Which isn’t to say that the weekend hasn’t been packed already. For example, the bluebells are now out, so when we went to Ashridge Forest on Saturday, it was as though we were wading through carpets of blue.

Ashridge carpet
And this weekend has also marked a personal milestone for me: I’ve mastered the recycling system in Luton. And let me tell you, it’s not that simple. For instance we have a green bin for recycling which among other things takes all plastic, such as bottles, but not plastic tubs, except that you can put in the labels from the plastic tubs, but only if they’re made of cardboard.

Apart from that, the green bin is actually too small for our recycling, so with the agreement of the Borough Council, we’ve reclassified our green bin as grey and our black bin as green. The third bin is brown and is referred to as the ‘green bin’ because it’s for garden waste.

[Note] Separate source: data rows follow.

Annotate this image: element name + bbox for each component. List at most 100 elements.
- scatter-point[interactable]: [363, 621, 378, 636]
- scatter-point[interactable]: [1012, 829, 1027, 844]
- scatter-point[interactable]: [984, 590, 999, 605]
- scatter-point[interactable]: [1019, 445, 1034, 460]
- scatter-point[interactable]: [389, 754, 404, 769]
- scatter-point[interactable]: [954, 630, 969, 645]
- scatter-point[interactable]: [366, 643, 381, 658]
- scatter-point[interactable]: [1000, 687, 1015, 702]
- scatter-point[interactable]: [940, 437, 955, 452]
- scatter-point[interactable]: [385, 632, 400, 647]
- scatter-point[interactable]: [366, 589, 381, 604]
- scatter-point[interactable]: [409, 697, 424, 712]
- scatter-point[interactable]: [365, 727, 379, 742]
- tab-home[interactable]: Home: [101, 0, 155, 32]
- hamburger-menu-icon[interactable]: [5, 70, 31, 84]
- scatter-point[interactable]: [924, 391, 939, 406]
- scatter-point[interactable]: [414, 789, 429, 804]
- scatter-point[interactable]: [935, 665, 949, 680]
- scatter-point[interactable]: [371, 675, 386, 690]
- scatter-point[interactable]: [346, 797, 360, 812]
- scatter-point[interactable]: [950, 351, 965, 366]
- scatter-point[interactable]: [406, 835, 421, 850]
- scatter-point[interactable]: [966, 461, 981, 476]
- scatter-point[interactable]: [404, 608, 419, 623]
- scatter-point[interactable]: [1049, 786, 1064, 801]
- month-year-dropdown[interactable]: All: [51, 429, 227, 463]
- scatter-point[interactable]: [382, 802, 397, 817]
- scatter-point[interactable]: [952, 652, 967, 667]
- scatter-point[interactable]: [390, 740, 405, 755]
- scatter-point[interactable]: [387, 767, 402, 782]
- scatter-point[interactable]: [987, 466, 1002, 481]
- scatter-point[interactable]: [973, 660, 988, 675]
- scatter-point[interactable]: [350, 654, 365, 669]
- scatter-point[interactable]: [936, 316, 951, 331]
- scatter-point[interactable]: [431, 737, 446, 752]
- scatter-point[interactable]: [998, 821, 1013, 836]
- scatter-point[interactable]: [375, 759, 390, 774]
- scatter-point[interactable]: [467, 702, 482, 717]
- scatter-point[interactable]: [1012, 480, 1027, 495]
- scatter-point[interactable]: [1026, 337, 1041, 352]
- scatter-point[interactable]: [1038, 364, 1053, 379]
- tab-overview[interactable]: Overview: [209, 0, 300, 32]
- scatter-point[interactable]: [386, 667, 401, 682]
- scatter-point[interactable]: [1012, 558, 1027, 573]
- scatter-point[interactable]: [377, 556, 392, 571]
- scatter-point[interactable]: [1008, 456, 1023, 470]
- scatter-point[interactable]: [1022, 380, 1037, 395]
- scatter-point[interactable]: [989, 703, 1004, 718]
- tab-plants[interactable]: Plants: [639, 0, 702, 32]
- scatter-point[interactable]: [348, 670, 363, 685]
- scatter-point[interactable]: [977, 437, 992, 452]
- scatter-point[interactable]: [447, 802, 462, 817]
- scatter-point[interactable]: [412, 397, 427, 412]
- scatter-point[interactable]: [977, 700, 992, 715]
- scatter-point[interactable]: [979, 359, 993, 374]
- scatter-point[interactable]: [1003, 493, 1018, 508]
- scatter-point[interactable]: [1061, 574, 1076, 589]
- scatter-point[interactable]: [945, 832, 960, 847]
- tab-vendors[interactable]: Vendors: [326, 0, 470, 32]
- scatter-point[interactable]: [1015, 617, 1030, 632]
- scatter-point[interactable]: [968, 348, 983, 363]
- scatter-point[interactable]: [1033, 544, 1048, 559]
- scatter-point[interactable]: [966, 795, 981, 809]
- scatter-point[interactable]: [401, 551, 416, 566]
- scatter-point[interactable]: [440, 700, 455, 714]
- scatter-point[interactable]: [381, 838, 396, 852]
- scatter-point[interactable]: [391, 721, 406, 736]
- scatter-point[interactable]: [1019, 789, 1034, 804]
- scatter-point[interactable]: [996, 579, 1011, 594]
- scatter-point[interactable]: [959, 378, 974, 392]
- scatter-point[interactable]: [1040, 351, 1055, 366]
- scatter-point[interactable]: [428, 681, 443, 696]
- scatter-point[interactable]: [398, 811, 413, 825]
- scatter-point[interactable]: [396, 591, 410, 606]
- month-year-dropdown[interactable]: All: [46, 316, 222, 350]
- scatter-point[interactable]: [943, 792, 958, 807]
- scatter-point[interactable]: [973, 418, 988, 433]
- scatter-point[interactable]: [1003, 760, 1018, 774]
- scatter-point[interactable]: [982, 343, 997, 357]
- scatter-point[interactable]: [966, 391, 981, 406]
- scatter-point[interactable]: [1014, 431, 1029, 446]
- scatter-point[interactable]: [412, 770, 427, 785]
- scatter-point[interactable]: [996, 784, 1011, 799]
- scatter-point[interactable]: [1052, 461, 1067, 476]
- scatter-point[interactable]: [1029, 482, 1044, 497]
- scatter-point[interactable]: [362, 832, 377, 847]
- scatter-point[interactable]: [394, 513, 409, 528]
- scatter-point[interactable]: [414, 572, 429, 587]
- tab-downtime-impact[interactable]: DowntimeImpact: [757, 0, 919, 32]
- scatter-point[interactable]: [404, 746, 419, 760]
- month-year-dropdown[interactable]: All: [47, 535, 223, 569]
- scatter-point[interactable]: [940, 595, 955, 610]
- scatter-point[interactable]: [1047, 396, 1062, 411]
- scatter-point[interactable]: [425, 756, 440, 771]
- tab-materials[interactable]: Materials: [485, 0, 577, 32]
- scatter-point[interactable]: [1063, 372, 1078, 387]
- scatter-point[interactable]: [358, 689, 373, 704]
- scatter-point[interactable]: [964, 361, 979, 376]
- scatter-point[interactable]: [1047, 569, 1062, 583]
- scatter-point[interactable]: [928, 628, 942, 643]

So our green bin’s grey and our black bin’s green and our ‘green’ bin’s brown.

Put the wrong things in the wrong bin, and I’ve been given to understand that the earth falls into the sky and the trees all hang with fishes.

So mastering all that is a pretty remarkable achievement. Which makes me wonder whether perhaps the blue skies and warm temperatures, in spite of the bank holiday, have nothing to do with menacing portents. Maybe they’re just my reward from the gods for coming to terms with a system of such staggering sophistication.

Enough of all this metaphysical speculation. I’m going to stop writing about the weather and take the dog out to enjoy it.